Nadal pytam: Po co i w imię czego?
Raz wystarczy. Szkoda życia, czasu i nerwów, zwłaszcza, że na zewnątrz jest cały świat.
Inne myślenie jest mi obce. Ale każdy wybiera jak chce.
Czytałam ostatnio książkę o prawie przyciągania i zainteresowałam się tym tematem.
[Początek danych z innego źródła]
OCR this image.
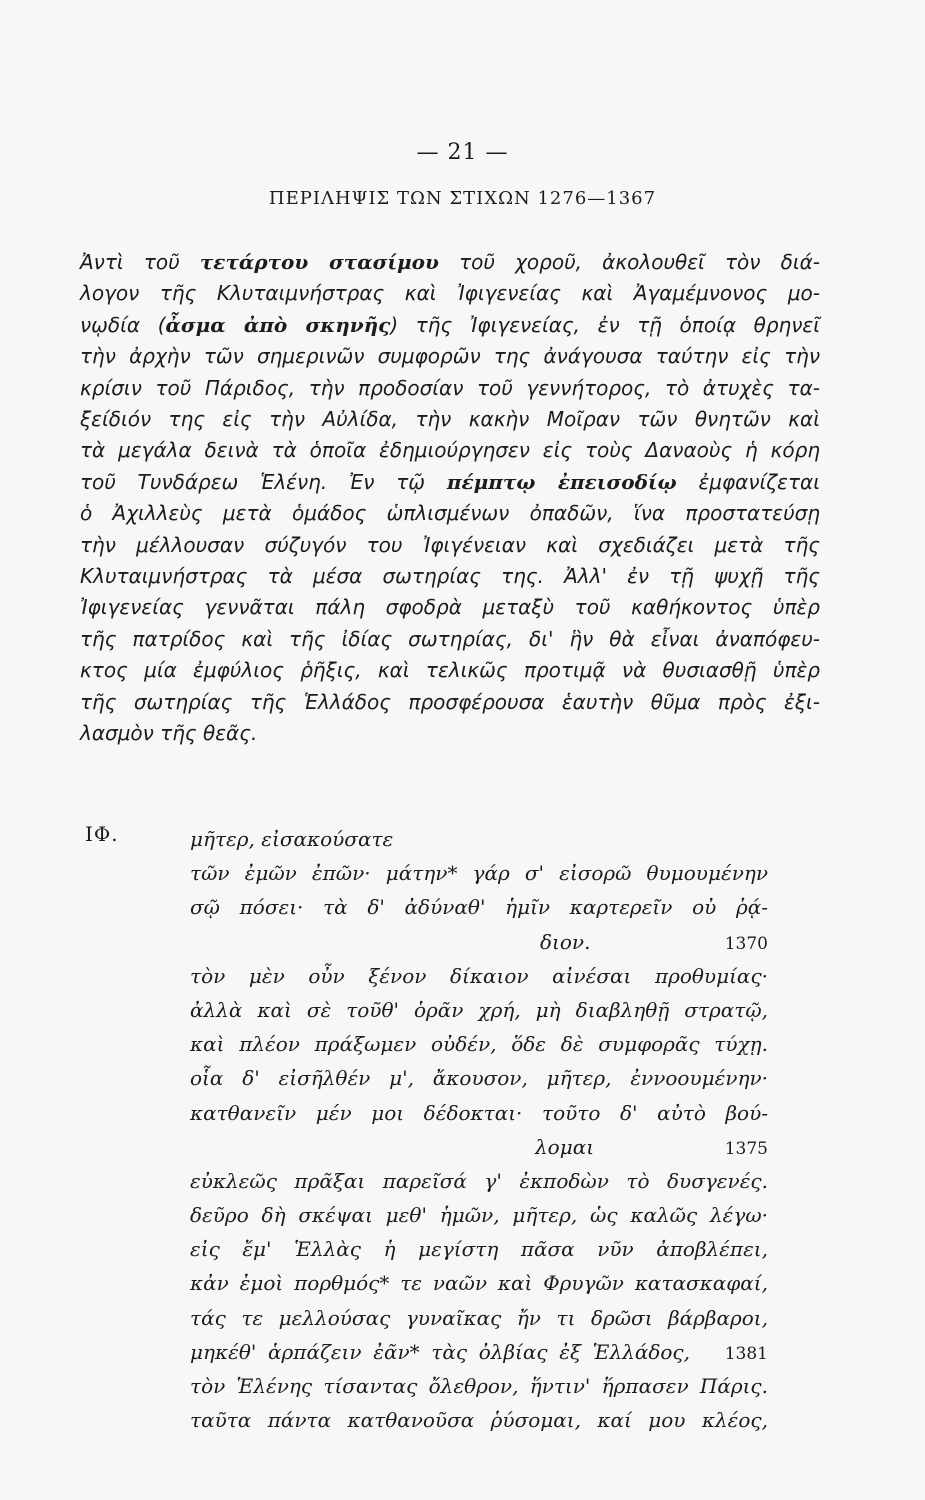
— 21 —
ΠΕΡΙΛΗΨΙΣ ΤΩΝ ΣΤΙΧΩΝ 1276—1367
Ἀντὶ τοῦ τετάρτου στασίμου τοῦ χοροῦ, ἀκολουθεῖ τὸν διά-
λογον τῆς Κλυταιμνήστρας καὶ Ἰφιγενείας καὶ Ἀγαμέμνονος μο-
νῳδία (ἆσμα ἀπὸ σκηνῆς) τῆς Ἰφιγενείας, ἐν τῇ ὁποίᾳ θρηνεῖ
τὴν ἀρχὴν τῶν σημερινῶν συμφορῶν της ἀνάγουσα ταύτην εἰς τὴν
κρίσιν τοῦ Πάριδος, τὴν προδοσίαν τοῦ γεννήτορος, τὸ ἀτυχὲς τα-
ξείδιόν της εἰς τὴν Αὐλίδα, τὴν κακὴν Μοῖραν τῶν θνητῶν καὶ
τὰ μεγάλα δεινὰ τὰ ὁποῖα ἐδημιούργησεν εἰς τοὺς Δαναοὺς ἡ κόρη
τοῦ Τυνδάρεω Ἑλένη. Ἐν τῷ πέμπτῳ ἐπεισοδίῳ ἐμφανίζεται
ὁ Ἀχιλλεὺς μετὰ ὁμάδος ὡπλισμένων ὀπαδῶν, ἵνα προστατεύσῃ
τὴν μέλλουσαν σύζυγόν του Ἰφιγένειαν καὶ σχεδιάζει μετὰ τῆς
Κλυταιμνήστρας τὰ μέσα σωτηρίας της. Ἀλλ' ἐν τῇ ψυχῇ τῆς
Ἰφιγενείας γεννᾶται πάλη σφοδρὰ μεταξὺ τοῦ καθήκοντος ὑπὲρ
τῆς πατρίδος καὶ τῆς ἰδίας σωτηρίας, δι' ἣν θὰ εἶναι ἀναπόφευ-
κτος μία ἐμφύλιος ῥῆξις, καὶ τελικῶς προτιμᾷ νὰ θυσιασθῇ ὑπὲρ
τῆς σωτηρίας τῆς Ἑλλάδος προσφέρουσα ἑαυτὴν θῦμα πρὸς ἐξι-
λασμὸν τῆς θεᾶς.
ΙΦ.	μῆτερ, εἰσακούσατε
τῶν ἐμῶν ἐπῶν· μάτην* γάρ σ' εἰσορῶ θυμουμένην
σῷ πόσει· τὰ δ' ἀδύναθ' ἡμῖν καρτερεῖν οὐ ῥᾴ-
διον.	1370
τὸν μὲν οὖν ξένον δίκαιον αἰνέσαι προθυμίας·
ἀλλὰ καὶ σὲ τοῦθ' ὁρᾶν χρή, μὴ διαβληθῇ στρατῷ,
καὶ πλέον πράξωμεν οὐδέν, ὅδε δὲ συμφορᾶς τύχῃ.
οἷα δ' εἰσῆλθέν μ', ἄκουσον, μῆτερ, ἐννοουμένην·
κατθανεῖν μέν μοι δέδοκται· τοῦτο δ' αὐτὸ βού-
λομαι	1375
εὐκλεῶς πρᾶξαι παρεῖσά γ' ἐκποδὼν τὸ δυσγενές.
δεῦρο δὴ σκέψαι μεθ' ἡμῶν, μῆτερ, ὡς καλῶς λέγω·
εἰς ἔμ' Ἑλλὰς ἡ μεγίστη πᾶσα νῦν ἀποβλέπει,
κἀν ἐμοὶ πορθμός* τε ναῶν καὶ Φρυγῶν κατασκαφαί,
τάς τε μελλούσας γυναῖκας ἤν τι δρῶσι βάρβαροι,
μηκέθ' ἁρπάζειν ἐᾶν* τὰς ὀλβίας ἐξ Ἑλλάδος, 1381
τὸν Ἑλένης τίσαντας ὄλεθρον, ἥντιν' ἥρπασεν Πάρις.
ταῦτα πάντα κατθανοῦσα ῥύσομαι, καί μου κλέος,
Podobnie istnieją ćwiczenia, dzięki którym rzeczywiście możemy coś do siebie przyciągnąć. Nie tylko osoby ale również zdarzenia i inne.. Zastanawiam się czy to rzeczywiście tak działa.. Ale chyba tak, zresztą często mi się zdarzało, że kiedy o czymś długo myślałam to nagle to było jakby bliżej mnie.
Tylko... czy odpowiednim rozwiązaniem byłoby przyciąganie mężczyzn, którzy nie byli dla mnie dobrzy, raczej nie.
Fajny artykuł, który daje do zastanowienia Ja od pewnego czasu interesuje się tematem przyciągania. Prawo przyciągania jest bardzo ciekawe i rzeczywiście może się udać, jeżeli tylko będziemy tego chcieć.